Joi Ito, an early digital thinker, talked about leadership being a place, and that what good leaders do doesn’t depend on charisma or authority per se. Good leaders create spaces that invite people to come in and be themselves, connect to others, collaborate, be creative.

Leaders are creators of sacred space, whether it’s a Facebook page and a Twitter feed that invites people into community or it’s visiting somebody else’s page in a way that marks that space as holy.

Leadership is not about how sharp your message is or how dazzling your personality or who you are in the church. It’s about your ability to create spaces where people feel comfortable being authentically present and engaging other people. That’s not any different in digital spaces than in physical spaces.

The most successful mainline churches, not necessarily numerically but in terms of sustaining community, are successful because they have leaders — maybe clergy, maybe not — who create space where others can be authentic and creative and engage others in conversations about meaning and value and practices that encourage those conversations. It’s a different model of leadership.

Q: Clearly, on balance, you think social media is a positive development.

I do. There are risks. We’ve seen bullying and other demeaning and even dangerous behavior. But that’s why it’s important for leaders in ministry to participate in social media. We need people trained in spiritual care, ethics and the nurturing of relationships to be in digital spaces. There are risks, but they’re risks we should be addressing.

But beyond those risks, there’s an incredible opportunity to participate in making more public and visible what for the last 500 years has been a largely invisible, privatized practice of faith. We’re removing the veil on a practice of religion that was lost from public life. Mainline churches, in particular, have this tremendous opportunity.

Q: And if they miss it?

We’re done. We’ll need to just turn off the light and wait for the new church to emerge.

And it will. We have a tradition that says things die and then they’re born again. I don’t have any doubt that the church will constantly be renewed.
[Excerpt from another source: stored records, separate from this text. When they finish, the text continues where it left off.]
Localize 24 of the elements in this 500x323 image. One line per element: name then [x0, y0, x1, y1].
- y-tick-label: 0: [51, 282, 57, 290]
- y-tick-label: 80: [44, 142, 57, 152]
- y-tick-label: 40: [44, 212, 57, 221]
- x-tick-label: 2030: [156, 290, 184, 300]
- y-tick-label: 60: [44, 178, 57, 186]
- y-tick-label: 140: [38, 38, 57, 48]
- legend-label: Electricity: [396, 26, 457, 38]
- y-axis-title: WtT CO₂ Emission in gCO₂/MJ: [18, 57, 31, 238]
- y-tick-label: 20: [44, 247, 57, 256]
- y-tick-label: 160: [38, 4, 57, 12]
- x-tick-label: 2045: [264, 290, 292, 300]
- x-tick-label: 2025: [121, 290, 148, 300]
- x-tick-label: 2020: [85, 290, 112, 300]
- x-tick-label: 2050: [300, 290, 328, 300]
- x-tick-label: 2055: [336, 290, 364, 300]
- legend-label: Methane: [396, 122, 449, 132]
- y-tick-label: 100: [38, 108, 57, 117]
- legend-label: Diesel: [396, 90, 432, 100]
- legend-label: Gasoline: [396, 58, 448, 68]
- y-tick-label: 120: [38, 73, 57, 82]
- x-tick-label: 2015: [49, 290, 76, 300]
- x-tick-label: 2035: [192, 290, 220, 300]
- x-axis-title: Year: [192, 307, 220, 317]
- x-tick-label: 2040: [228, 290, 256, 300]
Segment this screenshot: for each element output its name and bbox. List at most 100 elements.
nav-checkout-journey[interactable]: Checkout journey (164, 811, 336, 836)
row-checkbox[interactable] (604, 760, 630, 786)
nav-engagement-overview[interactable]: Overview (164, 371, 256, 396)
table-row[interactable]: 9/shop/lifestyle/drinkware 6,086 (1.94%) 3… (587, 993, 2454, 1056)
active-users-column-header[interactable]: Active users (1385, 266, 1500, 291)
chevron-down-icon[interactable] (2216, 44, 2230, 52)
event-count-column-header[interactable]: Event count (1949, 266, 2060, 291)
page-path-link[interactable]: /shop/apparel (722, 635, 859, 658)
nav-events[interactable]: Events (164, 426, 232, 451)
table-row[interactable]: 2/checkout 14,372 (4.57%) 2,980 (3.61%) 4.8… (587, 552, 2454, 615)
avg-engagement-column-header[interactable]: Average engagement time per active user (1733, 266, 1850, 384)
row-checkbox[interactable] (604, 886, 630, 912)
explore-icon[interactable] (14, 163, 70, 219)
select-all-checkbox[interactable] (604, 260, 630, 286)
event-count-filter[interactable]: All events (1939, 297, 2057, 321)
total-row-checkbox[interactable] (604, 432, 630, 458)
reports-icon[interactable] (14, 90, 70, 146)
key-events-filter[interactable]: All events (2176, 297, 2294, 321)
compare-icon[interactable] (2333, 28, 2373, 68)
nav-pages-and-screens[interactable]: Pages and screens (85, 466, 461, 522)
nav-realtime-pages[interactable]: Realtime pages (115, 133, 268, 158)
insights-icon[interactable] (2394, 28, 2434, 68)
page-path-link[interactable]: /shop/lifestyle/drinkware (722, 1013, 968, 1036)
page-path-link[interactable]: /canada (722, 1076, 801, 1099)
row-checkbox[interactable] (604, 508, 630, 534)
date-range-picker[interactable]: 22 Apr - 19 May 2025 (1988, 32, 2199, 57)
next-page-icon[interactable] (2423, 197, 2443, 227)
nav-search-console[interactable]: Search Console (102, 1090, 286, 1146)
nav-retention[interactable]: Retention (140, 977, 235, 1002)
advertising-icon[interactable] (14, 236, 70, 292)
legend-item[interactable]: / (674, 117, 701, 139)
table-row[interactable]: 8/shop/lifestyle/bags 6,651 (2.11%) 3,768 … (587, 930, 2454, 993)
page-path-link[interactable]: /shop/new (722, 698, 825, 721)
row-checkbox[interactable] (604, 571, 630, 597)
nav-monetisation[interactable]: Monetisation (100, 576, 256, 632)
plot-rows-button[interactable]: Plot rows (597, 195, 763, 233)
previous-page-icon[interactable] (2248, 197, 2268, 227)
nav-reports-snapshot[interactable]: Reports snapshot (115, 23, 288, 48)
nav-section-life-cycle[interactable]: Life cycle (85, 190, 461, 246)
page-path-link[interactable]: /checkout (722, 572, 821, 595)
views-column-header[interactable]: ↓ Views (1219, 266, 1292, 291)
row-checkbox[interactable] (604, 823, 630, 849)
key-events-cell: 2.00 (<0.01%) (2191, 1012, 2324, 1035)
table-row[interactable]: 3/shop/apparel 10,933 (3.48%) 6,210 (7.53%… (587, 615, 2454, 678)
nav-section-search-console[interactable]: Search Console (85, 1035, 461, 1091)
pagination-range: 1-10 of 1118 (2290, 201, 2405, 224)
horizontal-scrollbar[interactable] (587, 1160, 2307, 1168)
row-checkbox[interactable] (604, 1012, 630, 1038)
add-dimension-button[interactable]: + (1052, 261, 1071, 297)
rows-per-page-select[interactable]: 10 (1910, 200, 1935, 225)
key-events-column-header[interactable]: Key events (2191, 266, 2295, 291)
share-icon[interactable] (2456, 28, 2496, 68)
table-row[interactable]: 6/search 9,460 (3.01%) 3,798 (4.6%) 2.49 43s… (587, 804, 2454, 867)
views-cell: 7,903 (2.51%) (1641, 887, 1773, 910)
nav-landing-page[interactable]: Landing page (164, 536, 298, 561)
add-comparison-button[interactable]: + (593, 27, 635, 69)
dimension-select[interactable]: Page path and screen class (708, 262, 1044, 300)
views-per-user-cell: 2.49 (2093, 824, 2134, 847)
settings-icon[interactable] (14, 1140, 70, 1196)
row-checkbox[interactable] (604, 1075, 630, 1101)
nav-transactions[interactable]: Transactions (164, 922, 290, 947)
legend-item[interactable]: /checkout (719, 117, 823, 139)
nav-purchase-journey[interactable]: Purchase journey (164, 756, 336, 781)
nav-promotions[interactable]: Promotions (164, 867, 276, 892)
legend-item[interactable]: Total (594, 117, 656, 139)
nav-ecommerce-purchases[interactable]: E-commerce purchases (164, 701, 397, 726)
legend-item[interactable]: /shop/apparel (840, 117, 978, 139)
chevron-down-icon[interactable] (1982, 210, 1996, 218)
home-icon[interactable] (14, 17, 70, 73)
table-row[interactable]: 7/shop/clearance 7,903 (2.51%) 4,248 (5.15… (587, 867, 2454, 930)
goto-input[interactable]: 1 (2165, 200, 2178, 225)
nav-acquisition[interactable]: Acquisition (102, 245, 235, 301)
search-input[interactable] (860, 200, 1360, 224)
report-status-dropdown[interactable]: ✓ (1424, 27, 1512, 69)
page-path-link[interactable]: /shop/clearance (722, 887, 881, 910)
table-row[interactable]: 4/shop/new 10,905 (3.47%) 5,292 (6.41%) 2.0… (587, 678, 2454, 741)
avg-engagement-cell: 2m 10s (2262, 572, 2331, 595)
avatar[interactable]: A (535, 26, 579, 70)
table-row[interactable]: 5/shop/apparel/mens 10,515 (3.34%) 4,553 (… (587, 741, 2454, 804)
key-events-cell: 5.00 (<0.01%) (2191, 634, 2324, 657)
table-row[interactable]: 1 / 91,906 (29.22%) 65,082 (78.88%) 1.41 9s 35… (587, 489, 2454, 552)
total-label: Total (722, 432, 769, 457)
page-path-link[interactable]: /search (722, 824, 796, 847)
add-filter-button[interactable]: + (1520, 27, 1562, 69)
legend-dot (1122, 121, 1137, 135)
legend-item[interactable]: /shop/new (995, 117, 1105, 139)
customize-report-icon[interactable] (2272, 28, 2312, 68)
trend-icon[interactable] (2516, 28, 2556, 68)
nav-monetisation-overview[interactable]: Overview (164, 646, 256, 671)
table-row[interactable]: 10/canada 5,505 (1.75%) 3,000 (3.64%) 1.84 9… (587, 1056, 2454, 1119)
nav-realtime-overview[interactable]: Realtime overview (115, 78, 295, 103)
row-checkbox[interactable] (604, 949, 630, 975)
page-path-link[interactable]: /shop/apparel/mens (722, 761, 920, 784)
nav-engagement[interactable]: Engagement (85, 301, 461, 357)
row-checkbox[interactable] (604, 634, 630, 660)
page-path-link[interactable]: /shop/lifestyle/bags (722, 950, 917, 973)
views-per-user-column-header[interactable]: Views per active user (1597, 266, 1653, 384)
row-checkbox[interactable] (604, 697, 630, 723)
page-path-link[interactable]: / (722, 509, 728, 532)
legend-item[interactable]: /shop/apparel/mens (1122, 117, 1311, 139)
I have every faith that it will.

But if we’re not participating in the culture as it’s shaped now — and it’s shaped in relationship to digital social media — we’re not going to be part of that renewal.

I don’t know how it will play out, but I think that presence is way more important and way more possible than any panicked drive to hang on to our buildings and grow in numbers and all those things that have animated mainline churches for the last generation.